A maior parte dos americanos tem plano de saúde via empregador, não via governo. Leighton Ku, diretor do Centro de Pesquisa de Políticas de Saúde da Universidade George Washington, lembra que o país tem programas públicos robustos para auxiliar quem não possui convênio, como o Medicare (para idosos e alguns casos de deficiência) e o Medicaid (para quem tem baixa renda).
“Mas às vezes esses programas podem ser lentos demais e às vezes as pessoas não cumprem todos os requisitos e ficam desamparadas. É aí que coisas como o GoFundMe entram em cena. Queria que nós fizéssemos mais, mas é importante ter essas ferramentas para preencher lacunas.”
O problema é que nem todas as lacunas são preenchidas. Para usar uma plataforma do tipo, as pessoas precisam ter acesso à internet e saber manejá-la. “Não é uma solução sistêmica”, diz Susan Cahn, do NORC (centro de pesquisa de opinião nacional, afiliado à Universidade de Chicago). “Americanos estão dispostos a ajudar quando o sistema de saúde não é acessível. Existe uma vontade e um costume, mas as pessoas também enxergam esse problema como uma questão que cabe ao governo resolver.”

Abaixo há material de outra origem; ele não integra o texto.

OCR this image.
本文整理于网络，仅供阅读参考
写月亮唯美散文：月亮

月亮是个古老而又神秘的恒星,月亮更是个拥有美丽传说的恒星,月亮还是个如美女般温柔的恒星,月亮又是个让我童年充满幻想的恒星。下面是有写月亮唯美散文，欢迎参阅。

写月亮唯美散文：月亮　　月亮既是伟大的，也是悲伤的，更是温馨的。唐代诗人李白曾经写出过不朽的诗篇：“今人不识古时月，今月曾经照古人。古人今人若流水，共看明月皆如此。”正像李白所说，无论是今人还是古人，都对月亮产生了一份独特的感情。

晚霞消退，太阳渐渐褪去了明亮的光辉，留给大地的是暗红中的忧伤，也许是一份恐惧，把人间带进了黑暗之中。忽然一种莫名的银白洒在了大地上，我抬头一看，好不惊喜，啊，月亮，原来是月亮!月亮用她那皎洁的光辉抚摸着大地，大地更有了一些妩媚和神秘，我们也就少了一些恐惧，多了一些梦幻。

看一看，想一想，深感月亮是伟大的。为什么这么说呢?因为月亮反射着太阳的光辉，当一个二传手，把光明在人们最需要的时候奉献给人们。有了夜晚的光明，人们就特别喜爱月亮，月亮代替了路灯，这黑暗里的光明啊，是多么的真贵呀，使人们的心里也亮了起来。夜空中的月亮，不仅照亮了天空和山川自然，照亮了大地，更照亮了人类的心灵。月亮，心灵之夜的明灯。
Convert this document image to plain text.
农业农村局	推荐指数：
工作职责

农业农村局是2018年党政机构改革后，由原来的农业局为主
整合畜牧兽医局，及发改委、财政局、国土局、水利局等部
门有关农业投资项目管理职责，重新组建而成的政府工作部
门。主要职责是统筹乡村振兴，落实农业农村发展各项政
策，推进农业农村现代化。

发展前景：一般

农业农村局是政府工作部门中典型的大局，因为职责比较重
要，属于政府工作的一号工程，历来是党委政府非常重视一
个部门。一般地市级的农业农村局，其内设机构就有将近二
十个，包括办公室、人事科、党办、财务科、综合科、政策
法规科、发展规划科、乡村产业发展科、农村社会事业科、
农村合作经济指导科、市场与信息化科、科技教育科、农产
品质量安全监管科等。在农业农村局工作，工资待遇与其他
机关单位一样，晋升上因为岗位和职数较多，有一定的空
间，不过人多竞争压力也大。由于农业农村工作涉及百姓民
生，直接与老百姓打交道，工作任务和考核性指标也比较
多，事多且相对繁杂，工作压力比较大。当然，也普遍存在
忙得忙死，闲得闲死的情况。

De acordo com uma pesquisa feita pelo NORC em dezembro de 2020, quase um quinto dos lares americanos doou para campanhas de arrecadação para custos médicos durante aquele ano. O estudo também mostra que quase 60% dos entrevistados afirmam acreditar que o governo tem uma “enorme” ou “grande” responsabilidade de prover assistência médica barata ou gratuita a quem não pode pagar.
Como o sistema de saúde, o acesso a plataformas como o GoFundMe não é igualitário. “Pessoas com uma maior presença nas redes sociais têm mais chance de atrair atenção para as suas campanhas”, afirma a pesquisadora Mollie Hertel, que assina os estudos com Cahn.
Quem vive em áreas de mais baixa renda tende a arrecadar menos na internet também. De modo que, sugere Cahn, as campanhas virtuais são importantes e ajudam algumas pessoas em necessidade –mas elas também podem acabar exacerbando as desigualdades na saúde pública em vez de solucioná-las.